Now that I am well past menopause and no longer at the mercy of fluctuating hormones, I can look back at some 50 years of the female cycle with detachment. From my present vantage point, I am stunned to realize how something completely out of my control ruled my life, and I don’t think I’m overstating the case. Those hormones exerted enormous power over my body, my mind, and my circumstances. It knocks me out that all women (with certain exceptions) are ruled by these invisible forces, some to a lesser extent perhaps than I, but, based on anecdotal evidence, most of us are strongly affected. And I’m referring only to the menstrual cycle, never mind the havoc wreaked by the onset of puberty, pregnancy, childbirth, and singular circumstances such as illness or tubal ligation. The monthly cycle of menstruation, ovulation, and the rise and fall of estrogen, progesterone, and testosterone are nothing less than a roller coaster (no metaphor intended). My hormones lifted me up and dropped me down, up and down, up and down, over and over with frightening regularity for most of my life. Being free now for a decade has provided me a glimpse into the relatively carefree existence of the male of the species. As the Old World gals say, “Who’d want to be a woman?”

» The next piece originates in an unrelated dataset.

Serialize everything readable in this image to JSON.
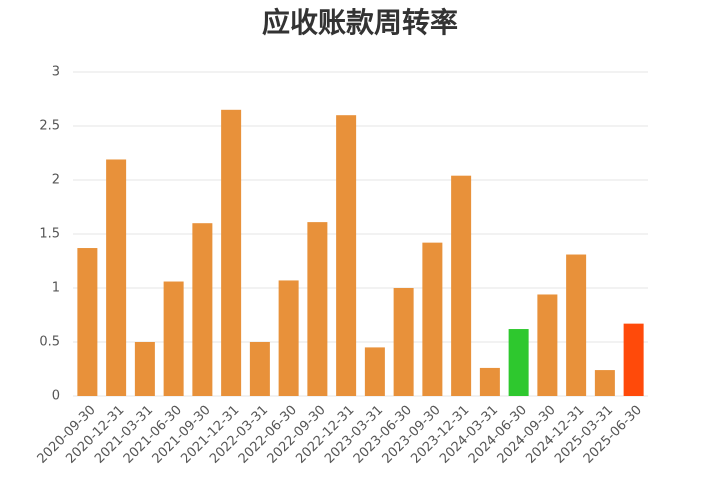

When I think of all the energy my generation spent trying to change the way the world treats women, it seems to me that energy might have been better spent studying chemistry – for it now appears that hormones are much more powerful than society’s shenanigans. I made major life decisions without taking into account my position at the moment in my menstrual cycle. When the estrogen spiked, I fell in love and set up house with someone. When the hormones plunged, I walked out the door. Every month like clockwork PMS drove me mad for three or four days, and though I knew my murderous rages were a hormonal by-product, I went right on living as if my brilliant mind was running the show. I wandered in and out of relationships, in and out of jobs and even professions, into small towns and out of big cities, not taking into account the real reasons for my choices. If I got to do what I wanted sometimes, what did it matter, if what I thought I wanted was based on something as ephemeral as tissue paper?
It’s a vast relief to be free. Now, even if my mood changes according to the weather or events, compared to the way I used to be then I’m a study in tranquility. The passage into menopausal zest, as Margaret Mead called this stage of a woman’s life, is a genuine benefit of aging. Unfortunately, the benefit is tinged with regret, since it comes with a host of less pleasant aspects of aging. Ya just can’t win. Still, given the trap nature’s placed us in, I wouldn’t trade the absence of hormonal crazies for my youth even if it were possible. So take heart, young women: new life awaits at the end of the roller coaster.